Code coverage / pile insertion technical feedback

Pile insertion technology

One of the reasons fuzzer like AFL and syzkaller are so effective is that they use code coverage to measure very accurately the effect of adjusting the binaries of a test case. This is usually done by compiling C code with a special compiler flag that emits additional code to collect coverage data. This is a tricky issue for assembly code, especially entry code, because we won't know exactly what state CPU is in (and which registers / states we can break) without manually checking every instruction in the code.

However, if we really want to improve code coverage, there is one way to do this: the x86 instruction set contains an instruction that accepts both an immediate number and an immediate number address without affecting any other states (such as flags): movb$value, (addr). The only thing we need to pay attention to is to make sure that addr is a compile-time constant address, which is always mapped to some physical memory and marked as present in the page table, so that there are no page errors when we access it. Fortunately, Linux already provides a mechanism: fixmaps, that is, "compile-time virtual memory allocation". In this way, we can statically assign a compile-time constant virtual address that points to the same underlying physical page for all tasks and contexts. Because it is shared between tasks, we must clear or otherwise save / restore these values when switching between processes.

By using a combination of C macros and assembler macros, we can get a very intrusive override primitive that you can add anywhere in the entry code to record the code path taken. I have written a patch, but there are some edge cases that need to be addressed (for example, when SMAP is enabled, it is not fully effective). In addition, I doubt whether x86 maintainers will like to add these coverage comments to the entry code.

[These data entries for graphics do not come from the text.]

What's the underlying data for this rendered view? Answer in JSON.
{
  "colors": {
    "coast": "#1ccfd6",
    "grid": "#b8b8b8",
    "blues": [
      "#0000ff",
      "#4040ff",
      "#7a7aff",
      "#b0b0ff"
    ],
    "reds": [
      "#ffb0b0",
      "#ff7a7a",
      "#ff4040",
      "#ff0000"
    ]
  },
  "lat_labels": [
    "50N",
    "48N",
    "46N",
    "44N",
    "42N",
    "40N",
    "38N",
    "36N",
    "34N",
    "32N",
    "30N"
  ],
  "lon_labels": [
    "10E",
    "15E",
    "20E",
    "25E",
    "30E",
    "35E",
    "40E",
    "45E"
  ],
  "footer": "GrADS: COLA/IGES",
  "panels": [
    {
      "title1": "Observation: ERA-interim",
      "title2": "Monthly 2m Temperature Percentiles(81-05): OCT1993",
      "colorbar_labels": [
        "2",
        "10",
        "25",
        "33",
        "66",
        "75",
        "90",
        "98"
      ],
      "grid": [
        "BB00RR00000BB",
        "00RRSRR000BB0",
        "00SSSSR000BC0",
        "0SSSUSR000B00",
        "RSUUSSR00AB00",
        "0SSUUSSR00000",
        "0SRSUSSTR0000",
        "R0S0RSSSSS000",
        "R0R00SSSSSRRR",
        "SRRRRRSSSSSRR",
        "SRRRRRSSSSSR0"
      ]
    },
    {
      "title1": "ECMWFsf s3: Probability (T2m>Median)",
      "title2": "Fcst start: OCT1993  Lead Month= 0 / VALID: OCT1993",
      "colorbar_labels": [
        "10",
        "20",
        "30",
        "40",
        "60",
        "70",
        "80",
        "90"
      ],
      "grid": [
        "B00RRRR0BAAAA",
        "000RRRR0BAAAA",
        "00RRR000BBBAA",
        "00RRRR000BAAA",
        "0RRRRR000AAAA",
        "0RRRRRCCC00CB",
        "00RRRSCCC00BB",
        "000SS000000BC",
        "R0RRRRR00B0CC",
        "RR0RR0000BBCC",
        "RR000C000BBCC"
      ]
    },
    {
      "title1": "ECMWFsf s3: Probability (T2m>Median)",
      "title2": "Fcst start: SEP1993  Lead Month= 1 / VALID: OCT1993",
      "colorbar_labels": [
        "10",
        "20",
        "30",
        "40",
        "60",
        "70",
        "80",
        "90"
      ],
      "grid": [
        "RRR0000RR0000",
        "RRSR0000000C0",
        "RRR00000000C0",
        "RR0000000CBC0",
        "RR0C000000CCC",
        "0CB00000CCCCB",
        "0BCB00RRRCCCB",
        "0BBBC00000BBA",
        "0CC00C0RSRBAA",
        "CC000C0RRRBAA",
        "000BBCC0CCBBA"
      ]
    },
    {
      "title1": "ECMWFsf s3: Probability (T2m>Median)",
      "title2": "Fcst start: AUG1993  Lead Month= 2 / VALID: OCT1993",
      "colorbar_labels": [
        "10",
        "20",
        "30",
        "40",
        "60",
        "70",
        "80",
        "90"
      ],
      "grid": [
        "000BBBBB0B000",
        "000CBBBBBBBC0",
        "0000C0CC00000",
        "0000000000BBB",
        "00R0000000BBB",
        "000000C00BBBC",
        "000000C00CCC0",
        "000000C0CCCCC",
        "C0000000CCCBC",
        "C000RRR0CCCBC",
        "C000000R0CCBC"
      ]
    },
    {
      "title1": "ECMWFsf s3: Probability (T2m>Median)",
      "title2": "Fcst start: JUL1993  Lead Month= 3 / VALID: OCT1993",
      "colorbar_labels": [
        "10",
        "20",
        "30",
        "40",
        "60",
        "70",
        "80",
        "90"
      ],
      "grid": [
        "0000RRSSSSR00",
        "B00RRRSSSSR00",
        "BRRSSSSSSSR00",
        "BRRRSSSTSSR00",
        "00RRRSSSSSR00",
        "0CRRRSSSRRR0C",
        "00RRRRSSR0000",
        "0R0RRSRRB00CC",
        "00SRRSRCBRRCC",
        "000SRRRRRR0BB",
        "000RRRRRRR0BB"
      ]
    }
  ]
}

In terms of fuzzer, one thing that complicates pile insertion feedback is that you need a complete system to track test cases, results, and (possibly) what mutations you apply to each test case. Because of this, I chose to ignore code coverage for the time being; in any case, this is a broad fuzzing topic that has little to do with x86 or entry code in particular.

Performance counter / hardware feedback

A completely different way to collect code coverage is to use performance counters. I know that two projects have done this recently:

Resmack Fuzz Test

KAFL

The biggest benefit here is obviously that there is no need for detection (kernel modification). The biggest disadvantage is that the performance counter is not completely certain (possibly due to external factors such as hardware interruptions). Maybe it doesn't work on the entry code either, because it only takes a short time to assemble the code.

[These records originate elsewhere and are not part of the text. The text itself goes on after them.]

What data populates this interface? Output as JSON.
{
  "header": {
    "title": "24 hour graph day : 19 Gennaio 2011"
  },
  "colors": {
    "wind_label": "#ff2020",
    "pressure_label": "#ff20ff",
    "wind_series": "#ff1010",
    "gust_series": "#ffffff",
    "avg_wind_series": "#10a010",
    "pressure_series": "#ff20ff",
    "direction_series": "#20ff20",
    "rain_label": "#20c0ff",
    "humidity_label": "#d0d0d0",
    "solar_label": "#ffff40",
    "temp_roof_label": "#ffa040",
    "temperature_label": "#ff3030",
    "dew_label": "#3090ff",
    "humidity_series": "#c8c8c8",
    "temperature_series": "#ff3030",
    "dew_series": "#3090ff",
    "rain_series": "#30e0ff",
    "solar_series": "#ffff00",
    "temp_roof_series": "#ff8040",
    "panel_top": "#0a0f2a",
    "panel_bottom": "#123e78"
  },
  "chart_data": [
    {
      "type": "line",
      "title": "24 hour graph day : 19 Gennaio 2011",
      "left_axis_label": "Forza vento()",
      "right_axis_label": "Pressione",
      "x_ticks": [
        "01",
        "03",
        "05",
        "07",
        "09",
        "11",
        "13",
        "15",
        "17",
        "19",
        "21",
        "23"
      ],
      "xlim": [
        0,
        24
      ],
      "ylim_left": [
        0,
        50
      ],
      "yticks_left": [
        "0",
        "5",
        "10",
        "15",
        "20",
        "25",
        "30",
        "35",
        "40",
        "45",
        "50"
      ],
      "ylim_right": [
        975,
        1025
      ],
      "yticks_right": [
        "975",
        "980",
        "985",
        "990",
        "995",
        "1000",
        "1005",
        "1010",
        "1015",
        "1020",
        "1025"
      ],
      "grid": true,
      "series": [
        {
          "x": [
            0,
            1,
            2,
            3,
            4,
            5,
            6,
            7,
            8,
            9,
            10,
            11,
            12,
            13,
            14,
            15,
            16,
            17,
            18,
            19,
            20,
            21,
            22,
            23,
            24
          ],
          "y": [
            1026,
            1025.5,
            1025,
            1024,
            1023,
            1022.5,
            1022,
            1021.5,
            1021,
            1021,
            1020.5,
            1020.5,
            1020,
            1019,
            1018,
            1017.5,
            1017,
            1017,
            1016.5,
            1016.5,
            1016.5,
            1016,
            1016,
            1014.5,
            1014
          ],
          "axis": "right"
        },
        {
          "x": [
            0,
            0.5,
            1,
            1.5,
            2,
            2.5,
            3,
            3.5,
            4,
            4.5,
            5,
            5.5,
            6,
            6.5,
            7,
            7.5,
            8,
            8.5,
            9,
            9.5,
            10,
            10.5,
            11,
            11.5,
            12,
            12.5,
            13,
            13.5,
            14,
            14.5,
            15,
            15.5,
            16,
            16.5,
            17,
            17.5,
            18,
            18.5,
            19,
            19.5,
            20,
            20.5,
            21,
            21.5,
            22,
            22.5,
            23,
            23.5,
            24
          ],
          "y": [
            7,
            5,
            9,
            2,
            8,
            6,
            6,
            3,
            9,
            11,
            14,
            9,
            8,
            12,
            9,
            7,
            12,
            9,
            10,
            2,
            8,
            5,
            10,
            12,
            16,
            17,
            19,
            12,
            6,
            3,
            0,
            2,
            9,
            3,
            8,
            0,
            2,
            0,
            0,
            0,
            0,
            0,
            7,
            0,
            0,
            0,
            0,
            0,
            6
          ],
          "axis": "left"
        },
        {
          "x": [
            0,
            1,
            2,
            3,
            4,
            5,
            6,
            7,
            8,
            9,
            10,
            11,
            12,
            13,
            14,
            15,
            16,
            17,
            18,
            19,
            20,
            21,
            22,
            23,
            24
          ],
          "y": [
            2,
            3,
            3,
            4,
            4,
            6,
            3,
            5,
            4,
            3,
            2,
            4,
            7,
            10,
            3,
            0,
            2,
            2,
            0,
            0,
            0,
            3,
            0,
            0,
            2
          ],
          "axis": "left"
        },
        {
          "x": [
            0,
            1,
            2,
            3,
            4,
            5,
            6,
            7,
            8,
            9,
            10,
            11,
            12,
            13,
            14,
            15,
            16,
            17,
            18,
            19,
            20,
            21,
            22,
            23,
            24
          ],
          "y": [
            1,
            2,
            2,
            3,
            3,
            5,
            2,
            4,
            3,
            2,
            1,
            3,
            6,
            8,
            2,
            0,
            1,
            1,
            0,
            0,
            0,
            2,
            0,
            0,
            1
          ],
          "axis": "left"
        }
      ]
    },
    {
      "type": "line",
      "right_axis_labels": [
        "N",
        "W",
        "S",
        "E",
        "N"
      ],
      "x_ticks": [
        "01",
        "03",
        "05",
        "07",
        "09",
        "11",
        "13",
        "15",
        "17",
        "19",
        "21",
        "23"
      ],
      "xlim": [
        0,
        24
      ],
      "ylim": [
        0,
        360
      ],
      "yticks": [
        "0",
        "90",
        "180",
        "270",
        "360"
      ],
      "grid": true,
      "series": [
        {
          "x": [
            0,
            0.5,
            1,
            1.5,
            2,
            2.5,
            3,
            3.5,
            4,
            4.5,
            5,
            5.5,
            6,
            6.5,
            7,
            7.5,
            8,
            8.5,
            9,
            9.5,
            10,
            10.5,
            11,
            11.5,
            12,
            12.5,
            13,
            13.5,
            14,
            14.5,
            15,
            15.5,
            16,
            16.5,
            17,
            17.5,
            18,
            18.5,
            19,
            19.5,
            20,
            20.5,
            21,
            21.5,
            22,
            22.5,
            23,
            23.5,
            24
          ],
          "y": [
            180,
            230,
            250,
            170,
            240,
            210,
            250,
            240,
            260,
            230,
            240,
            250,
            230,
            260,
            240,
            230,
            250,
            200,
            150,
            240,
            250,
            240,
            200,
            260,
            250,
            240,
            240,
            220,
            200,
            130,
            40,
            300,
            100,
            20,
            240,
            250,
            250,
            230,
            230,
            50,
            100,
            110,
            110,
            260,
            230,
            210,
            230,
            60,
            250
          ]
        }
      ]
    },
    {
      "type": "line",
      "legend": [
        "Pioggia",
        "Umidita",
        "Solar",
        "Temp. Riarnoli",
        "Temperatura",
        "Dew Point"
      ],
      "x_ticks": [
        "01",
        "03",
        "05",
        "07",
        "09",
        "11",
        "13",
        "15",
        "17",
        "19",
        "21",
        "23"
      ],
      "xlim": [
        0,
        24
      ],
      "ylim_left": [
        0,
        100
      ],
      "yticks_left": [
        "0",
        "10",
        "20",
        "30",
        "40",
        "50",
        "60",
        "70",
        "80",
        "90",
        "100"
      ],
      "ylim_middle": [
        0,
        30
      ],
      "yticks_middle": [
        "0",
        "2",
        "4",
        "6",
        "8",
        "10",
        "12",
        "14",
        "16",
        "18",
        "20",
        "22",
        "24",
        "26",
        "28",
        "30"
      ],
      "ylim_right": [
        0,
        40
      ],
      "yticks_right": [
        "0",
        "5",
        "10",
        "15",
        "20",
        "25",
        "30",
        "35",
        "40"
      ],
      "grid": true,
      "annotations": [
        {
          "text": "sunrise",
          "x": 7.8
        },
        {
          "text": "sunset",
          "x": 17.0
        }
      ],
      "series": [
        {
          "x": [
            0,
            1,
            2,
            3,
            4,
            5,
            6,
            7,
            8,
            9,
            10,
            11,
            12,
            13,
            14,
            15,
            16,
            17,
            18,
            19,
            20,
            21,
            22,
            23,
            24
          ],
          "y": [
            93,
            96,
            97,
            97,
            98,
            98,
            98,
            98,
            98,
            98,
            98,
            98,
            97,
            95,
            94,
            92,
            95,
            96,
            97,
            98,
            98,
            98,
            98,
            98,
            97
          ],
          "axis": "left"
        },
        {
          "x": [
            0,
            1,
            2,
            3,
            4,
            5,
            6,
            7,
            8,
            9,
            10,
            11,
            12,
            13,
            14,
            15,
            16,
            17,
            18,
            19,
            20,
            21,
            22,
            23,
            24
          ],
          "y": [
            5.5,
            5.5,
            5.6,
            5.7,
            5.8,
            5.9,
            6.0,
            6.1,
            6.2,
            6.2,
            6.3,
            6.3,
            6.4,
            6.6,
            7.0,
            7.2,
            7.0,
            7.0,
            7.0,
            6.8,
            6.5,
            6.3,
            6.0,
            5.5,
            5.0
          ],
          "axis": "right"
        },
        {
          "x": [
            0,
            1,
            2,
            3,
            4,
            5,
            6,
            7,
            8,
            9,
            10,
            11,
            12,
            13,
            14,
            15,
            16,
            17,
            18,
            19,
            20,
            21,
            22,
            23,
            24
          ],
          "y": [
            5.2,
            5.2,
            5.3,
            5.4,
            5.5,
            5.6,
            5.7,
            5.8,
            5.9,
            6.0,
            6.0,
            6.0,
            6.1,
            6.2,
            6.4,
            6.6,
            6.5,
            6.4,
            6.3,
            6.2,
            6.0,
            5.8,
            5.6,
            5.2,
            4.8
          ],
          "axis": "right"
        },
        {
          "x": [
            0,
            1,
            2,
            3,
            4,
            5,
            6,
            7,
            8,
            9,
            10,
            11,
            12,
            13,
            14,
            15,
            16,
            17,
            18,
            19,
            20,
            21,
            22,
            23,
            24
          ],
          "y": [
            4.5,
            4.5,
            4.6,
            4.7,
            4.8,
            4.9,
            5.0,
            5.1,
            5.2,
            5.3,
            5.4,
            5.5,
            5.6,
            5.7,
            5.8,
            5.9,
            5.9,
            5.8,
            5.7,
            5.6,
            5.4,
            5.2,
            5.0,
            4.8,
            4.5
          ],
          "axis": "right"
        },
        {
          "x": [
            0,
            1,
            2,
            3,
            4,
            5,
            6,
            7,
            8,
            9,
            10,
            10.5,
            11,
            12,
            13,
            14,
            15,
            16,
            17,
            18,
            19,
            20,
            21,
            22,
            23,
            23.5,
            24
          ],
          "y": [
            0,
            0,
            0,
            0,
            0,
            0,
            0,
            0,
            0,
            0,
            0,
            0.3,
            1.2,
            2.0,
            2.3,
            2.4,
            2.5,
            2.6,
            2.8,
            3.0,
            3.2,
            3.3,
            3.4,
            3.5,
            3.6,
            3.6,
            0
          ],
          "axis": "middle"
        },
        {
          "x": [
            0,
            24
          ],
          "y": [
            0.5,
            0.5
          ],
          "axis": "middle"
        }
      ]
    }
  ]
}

That's all for "how to test the Linux kernel entry code". Thank you for reading. If you want to know more about the industry, you can follow the website, the editor will output more high-quality practical articles for you!

Welcome to subscribe "Shulou Technology Information " to get latest news, interesting things and hot topics in the IT industry, and controls the hottest and latest Internet news, technology news and IT industry trends.

*The comments in the above article only represent the author's personal views and do not represent the views and positions of this website. If you have more insights, please feel free to contribute and share.